Process Images Using LLM

  • Enable Generate Description to extract images from documents and generate descriptions using LLM during indexing.


Schedule and Index

Sets the frequency and the start date/time for indexing a collection. Schedule Frequency supported in SearchBlox is as follows:

  • Once
  • Hourly
  • Daily
  • Every 48 Hours
  • Every 96 Hours
  • Weekly
  • Monthly

The following operation can be performed in Azure blob collections

ActivityDescription
Enable Scheduler for IndexingOnce enabled, you can set the Start Date and Frequency
ScheduleFor each collection, indexing can be scheduled based on the above options.
View all SchedulesRedirects to the Schedules section, where all the Collection Schedules are listed.


Manage Documents Tab

  • Using Manage Documents tab we can do the following operations:

    1. Filter
    2. View content
    3. View metadata
    4. Refresh
    5. Delete
  • To delete a file from your collection, enter the file path and click "Delete".

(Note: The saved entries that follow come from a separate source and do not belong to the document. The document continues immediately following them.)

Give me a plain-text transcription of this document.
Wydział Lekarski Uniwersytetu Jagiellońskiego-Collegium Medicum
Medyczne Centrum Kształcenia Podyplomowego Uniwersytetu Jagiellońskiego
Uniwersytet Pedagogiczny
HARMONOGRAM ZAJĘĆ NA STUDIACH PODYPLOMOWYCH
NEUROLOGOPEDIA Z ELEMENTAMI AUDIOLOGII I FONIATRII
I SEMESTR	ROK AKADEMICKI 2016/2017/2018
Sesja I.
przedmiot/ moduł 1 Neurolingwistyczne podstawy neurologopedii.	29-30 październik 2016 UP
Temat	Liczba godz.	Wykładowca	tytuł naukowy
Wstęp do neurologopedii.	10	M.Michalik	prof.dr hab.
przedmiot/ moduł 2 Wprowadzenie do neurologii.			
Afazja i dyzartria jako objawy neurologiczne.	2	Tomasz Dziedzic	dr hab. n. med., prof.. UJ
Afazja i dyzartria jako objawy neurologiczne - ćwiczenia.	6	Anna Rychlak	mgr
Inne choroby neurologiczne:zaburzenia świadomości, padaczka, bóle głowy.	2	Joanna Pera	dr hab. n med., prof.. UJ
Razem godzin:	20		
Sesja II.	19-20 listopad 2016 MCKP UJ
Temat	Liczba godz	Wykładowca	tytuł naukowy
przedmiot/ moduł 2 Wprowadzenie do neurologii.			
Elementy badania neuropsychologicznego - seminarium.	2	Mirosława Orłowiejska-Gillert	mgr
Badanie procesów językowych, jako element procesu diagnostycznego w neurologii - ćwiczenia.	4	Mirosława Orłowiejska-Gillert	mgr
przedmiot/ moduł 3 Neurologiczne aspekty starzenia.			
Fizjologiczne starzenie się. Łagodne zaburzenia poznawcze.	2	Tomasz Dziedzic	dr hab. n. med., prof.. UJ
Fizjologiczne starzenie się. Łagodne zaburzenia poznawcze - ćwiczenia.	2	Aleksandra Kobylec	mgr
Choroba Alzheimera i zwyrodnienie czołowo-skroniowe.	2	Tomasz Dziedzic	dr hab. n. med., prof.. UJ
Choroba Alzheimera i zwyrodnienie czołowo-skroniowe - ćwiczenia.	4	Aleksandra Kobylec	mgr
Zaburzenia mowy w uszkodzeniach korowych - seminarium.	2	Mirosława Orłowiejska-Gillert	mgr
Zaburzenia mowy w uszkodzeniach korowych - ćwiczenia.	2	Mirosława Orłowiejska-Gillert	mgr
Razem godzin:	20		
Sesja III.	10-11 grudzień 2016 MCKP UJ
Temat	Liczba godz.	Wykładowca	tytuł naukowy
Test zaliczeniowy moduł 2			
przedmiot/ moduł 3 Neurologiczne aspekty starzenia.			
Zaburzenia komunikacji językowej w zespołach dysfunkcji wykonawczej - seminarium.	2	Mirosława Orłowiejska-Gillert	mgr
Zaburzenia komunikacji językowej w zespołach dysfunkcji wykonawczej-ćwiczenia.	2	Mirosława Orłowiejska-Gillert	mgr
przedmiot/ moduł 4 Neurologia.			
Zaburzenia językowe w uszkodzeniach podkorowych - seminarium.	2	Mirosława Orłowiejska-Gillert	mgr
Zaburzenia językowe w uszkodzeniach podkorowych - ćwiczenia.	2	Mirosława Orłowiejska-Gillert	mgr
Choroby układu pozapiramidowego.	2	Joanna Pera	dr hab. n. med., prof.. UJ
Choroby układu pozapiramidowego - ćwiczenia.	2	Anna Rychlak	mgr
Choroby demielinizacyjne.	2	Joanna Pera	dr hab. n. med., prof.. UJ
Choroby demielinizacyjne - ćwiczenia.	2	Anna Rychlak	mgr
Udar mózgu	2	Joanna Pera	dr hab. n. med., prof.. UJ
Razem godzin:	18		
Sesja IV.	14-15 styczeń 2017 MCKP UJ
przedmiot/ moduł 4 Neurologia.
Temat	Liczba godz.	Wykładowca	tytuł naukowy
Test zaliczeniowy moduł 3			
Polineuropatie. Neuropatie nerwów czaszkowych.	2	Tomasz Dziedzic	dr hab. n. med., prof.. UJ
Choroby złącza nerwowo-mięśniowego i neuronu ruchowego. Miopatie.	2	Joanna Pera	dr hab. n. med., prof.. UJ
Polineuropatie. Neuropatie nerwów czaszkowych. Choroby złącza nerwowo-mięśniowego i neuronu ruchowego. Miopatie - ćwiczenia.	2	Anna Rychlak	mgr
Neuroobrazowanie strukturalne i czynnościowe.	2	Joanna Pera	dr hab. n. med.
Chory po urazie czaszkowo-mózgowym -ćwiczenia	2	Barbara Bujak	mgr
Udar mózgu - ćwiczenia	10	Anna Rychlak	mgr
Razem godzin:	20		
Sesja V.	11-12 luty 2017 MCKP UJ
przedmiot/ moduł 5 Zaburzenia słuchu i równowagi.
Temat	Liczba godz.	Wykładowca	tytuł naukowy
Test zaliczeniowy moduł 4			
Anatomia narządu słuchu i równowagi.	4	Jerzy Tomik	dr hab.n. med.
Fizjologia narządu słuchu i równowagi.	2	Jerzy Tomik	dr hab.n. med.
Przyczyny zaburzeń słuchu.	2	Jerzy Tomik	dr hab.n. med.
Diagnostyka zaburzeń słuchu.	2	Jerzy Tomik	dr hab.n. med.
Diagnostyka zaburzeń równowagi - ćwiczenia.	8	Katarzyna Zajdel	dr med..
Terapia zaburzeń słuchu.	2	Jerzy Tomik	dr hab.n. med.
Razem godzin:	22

  • To see the status of an indexed file, click "View Metadata".

Data Fields Tab

Using Data Fields tab we can create custom fields for search and we can see the Default Data Fields with non-encrypted collection. SearchBlox supports 4 types of Data Fields as listed below:

TypeDescription
KeywordUsed for alphanumeric values such as IDs, tags, codes, or other exact-match fields.
NumberUsed for numeric values such as prices, quantities, ratings, or counts.
DateUsed for date values that can be searched, sorted, and filtered.
TextUsed for full-text search within custom field content.
  • Once the Data fields are configured, collection must be cleared and re-indexed to take effect.

Azure Blob Collection Models

The Models page allows you to configure and override AI models used for embeddings, reranking, and LLM-based features within the collection.


Embedding

  • Provider specifies the embedding provider used to generate vector representations of documents.
  • Model defines the embedding model used to convert document content into vectors for semantic search.

Reranker

  • Provider specifies the reranker provider used for improving search result relevance.
  • Model defines the reranker model used to re-score and reorder search results based on relevance.

LLM

  • Provider specifies the Large Language Model provider used for AI-powered features.

  • Model defines the LLM used for tasks such as document enrichment, summaries, and SmartFAQs.

  • These settings override global configurations and apply only to the current collection.